Op zondag 26 mei jl. is door Omrop Fryslân de maandelijkse (Friestalige) gesproken column van mr. Tjalling van der Goot op de radio uitgezonden.
Hieronder volgt de Nederlandse vertaling.
“Friese verdachte: Praat mar Frysk!
Afgelopen week heb ik een strafzaak in het Fries bepleit. Het heeft gek genoeg het nieuws niet gehaald. Het zou eigenlijk ook geen nieuws moeten zijn en toch is het zelfs in Fryslân een grote uitzondering.
De zaak betrof een dodelijk verkeersongeval bij Wâlterswâld in februari afgelopen jaar. Een jonge vrouw uit Driezum moest zich voor de rechters verantwoorden.
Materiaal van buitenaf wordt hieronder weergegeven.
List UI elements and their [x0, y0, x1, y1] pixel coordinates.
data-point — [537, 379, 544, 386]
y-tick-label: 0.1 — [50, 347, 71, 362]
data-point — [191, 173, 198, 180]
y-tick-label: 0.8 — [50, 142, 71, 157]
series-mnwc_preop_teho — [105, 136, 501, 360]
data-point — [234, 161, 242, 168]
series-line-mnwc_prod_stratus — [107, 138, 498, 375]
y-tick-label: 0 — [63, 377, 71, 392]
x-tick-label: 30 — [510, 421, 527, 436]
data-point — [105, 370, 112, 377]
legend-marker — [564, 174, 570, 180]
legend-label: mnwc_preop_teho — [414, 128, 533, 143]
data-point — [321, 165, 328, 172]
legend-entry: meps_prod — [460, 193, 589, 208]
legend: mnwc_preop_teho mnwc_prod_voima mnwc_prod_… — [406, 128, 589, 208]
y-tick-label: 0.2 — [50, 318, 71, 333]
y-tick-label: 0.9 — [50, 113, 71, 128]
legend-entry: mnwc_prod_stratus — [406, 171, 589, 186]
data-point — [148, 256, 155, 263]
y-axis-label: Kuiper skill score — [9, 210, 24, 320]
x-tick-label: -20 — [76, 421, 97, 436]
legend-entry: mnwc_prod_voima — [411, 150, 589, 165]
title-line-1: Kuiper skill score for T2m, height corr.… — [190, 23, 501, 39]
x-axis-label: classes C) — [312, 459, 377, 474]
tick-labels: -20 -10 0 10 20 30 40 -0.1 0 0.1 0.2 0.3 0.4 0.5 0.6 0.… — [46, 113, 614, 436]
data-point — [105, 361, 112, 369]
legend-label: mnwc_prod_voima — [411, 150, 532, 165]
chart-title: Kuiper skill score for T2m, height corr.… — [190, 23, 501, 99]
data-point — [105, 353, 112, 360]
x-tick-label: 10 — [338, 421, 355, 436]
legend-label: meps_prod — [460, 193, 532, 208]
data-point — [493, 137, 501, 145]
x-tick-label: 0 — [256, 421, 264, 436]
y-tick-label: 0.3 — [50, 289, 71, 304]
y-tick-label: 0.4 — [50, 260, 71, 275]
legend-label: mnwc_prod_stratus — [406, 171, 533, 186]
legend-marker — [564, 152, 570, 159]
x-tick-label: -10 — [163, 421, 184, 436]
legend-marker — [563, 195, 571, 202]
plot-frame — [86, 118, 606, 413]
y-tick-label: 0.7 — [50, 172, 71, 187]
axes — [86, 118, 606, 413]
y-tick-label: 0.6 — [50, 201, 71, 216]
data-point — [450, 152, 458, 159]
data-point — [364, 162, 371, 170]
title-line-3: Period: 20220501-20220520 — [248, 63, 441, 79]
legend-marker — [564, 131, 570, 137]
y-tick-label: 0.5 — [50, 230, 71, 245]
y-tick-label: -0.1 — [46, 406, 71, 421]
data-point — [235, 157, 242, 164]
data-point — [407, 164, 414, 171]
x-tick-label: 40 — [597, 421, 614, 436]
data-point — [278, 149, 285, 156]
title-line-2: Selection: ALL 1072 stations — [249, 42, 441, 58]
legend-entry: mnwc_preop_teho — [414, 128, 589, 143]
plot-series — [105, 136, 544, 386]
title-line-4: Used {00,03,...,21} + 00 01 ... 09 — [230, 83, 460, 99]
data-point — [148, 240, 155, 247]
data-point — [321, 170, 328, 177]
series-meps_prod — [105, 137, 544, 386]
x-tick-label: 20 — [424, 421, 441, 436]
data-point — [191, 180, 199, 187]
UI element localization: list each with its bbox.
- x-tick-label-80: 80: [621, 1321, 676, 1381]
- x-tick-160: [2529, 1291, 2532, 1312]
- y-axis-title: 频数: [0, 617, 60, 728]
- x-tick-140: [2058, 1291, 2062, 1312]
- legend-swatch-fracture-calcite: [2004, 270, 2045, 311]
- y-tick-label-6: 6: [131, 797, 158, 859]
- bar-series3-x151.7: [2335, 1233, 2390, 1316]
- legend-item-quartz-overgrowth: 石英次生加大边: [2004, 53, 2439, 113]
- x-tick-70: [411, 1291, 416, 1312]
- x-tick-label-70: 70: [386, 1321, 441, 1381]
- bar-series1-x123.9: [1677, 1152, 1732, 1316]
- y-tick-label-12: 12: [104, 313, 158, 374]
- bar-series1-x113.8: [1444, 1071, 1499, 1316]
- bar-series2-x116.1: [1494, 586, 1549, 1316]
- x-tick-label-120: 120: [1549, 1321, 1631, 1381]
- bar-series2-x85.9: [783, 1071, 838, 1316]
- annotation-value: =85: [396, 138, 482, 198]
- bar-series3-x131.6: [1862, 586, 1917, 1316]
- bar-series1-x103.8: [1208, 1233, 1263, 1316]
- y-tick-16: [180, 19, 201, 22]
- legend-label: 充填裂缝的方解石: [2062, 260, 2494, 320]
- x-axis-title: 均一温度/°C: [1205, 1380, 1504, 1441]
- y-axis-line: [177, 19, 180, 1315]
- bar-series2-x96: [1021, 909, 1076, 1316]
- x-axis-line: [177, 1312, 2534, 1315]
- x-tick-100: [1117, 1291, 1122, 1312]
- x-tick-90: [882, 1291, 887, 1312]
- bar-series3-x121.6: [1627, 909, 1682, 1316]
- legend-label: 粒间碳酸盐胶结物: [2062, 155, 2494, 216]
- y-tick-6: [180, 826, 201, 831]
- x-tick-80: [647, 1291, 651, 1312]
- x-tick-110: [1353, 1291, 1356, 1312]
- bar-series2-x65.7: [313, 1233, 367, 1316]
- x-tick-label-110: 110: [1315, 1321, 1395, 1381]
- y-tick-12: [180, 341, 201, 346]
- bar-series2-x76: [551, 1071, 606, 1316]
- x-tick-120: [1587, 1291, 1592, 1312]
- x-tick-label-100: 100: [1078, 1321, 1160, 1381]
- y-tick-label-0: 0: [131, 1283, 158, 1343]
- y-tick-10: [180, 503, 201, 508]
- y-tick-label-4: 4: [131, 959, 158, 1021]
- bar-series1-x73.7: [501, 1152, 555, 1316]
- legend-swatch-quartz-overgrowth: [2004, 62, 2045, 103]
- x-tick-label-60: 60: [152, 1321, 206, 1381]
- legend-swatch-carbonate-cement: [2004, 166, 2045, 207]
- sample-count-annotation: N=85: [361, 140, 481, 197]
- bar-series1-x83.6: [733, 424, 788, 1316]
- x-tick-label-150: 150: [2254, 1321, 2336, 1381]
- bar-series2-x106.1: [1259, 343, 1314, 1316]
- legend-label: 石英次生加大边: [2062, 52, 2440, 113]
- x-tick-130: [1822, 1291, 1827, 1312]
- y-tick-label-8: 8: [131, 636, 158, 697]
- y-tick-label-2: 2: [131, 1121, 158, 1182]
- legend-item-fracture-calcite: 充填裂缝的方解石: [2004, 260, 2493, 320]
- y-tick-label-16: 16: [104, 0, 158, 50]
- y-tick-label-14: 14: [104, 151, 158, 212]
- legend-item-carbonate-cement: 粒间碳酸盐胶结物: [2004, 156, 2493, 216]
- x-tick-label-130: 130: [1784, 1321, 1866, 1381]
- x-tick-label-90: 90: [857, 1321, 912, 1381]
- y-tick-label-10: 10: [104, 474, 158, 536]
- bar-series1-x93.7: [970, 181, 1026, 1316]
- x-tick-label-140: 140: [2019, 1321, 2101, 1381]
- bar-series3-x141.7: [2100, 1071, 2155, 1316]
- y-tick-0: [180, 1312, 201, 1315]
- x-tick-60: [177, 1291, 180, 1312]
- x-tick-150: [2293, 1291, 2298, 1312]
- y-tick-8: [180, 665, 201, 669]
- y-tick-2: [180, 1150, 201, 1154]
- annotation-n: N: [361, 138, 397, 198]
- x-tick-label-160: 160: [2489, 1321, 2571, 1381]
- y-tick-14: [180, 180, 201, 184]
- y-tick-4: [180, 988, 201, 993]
Ze zou mogelijk schuld hebben aan dit trieste voorval. Dergelijke ernstige zaken worden steevast behandeld door een meervoudige strafkamer, bestaande uit drie rechters. Ook de ondervraging door deze drie rechters van de rechtbank, alsmede het voordragen van de eis door de officier van justitie gebeurde in de Friese taal. Vanzelfsprekend was de reden hiervoor dat de verdachte zelf ook Fries sprak en het haar voorkeur had dat zij haar zegje in het Fries deed. Voor zover ik weet, heeft een dergelijke Friese zitting bij de meervoudige strafkamer nooit eerder plaatsgevonden. Uniek dus.
Moeten wij hier blij mee zijn?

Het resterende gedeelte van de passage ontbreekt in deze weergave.